Tips on what you can set from seed at this time of year.
When setting anything, make sure that the ground is well prepared. This will make all the difference.
So dig up the soil and aerate / cultivate it. Get it nice and loose, and get some air running through it. Also ensure that there are no weeds in the soil.
These are fantastic. Plant then a few inches deep and space them. There is a lovely variety called 'Red Rum'. Keep them well watered and watch out for slugs! You will start to see the fruits of your labour within a month. They are pretty fast, and pretty tasty!
If space is an issue, and you don't want the beans growing along the ground - it’s often a good idea to make a tripod (with the likes of Bamboo sticks etc) and encourage the runner beans to grow upwards along the poles.
This is a great time to sow this vegetable. Beetroot, in recent times, has been recognised for its 'super food' properties. It adds fantastic colours to a summer salad, and an even better taste to a lunchtime sandwich! They grow well at many times of year - So you can set them now and have them ready for September.
Note: they also thrive in the cool temperatures of spring, and will do equally well if set then.

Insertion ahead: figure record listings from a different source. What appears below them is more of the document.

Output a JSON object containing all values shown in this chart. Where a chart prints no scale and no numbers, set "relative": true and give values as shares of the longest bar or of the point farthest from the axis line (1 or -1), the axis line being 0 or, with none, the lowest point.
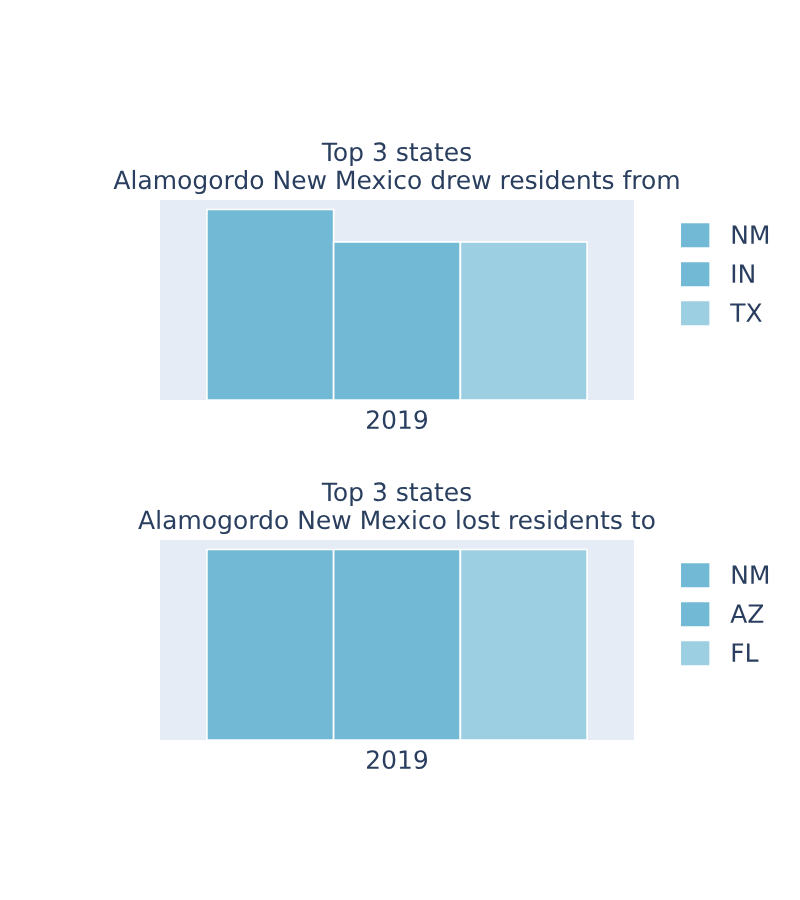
{
  "chart_data": [
    {
      "type": "bar",
      "title": "Top 3 states\nAlamogordo New Mexico drew residents from",
      "categories": [
        null,
        "2019",
        null
      ],
      "stacked": true,
      "relative": true,
      "legend": "right",
      "tick_labels": "x",
      "grid": false,
      "series": [
        {
          "name": "NM",
          "color": "#72b9d5",
          "values": [
            1,
            null,
            null
          ]
        },
        {
          "name": "IN",
          "color": "#72b9d5",
          "values": [
            null,
            0.83,
            null
          ]
        },
        {
          "name": "TX",
          "color": "#9dcfe3",
          "values": [
            null,
            null,
            0.83
          ]
        }
      ]
    },
    {
      "type": "bar",
      "title": "Top 3 states\nAlamogordo New Mexico lost residents to",
      "categories": [
        null,
        "2019",
        null
      ],
      "stacked": true,
      "relative": true,
      "legend": "right",
      "tick_labels": "x",
      "grid": false,
      "series": [
        {
          "name": "NM",
          "color": "#72b9d5",
          "values": [
            1,
            null,
            null
          ]
        },
        {
          "name": "AZ",
          "color": "#72b9d5",
          "values": [
            null,
            1,
            null
          ]
        },
        {
          "name": "FL",
          "color": "#9dcfe3",
          "values": [
            null,
            null,
            1
          ]
        }
      ]
    }
  ]
}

Either way, once set, they are usually ready to harvest in less than two months after planting.
Varieties of Beetroot: There is specific one called 'bolt hardy beetroot', which is a personal favourite of mine. They are full of favour, have a beautiful deep colour, and are quick to grow. As the name suggests, they don't run or go to seed too fast.
Top tip: Not alone can you use the 'beet', but you can also use the foliage of the beetroot. It will make a tangy addition to a salad, and go very well with nuts and feta cheese. They are also packed full of nutrition, so it’s a win win!
Like beetroot, carrots can be set at various times of year. There is a really nice variety called 'Amsterdam forcing'. You can put them in the ground, and if you time it correctly, you can get a really good ‘short’ sweet carrot. If you leave them for longer, they will grow that bit bigger, but they are at their best when they’re that bit shorter (in my humble opinion!)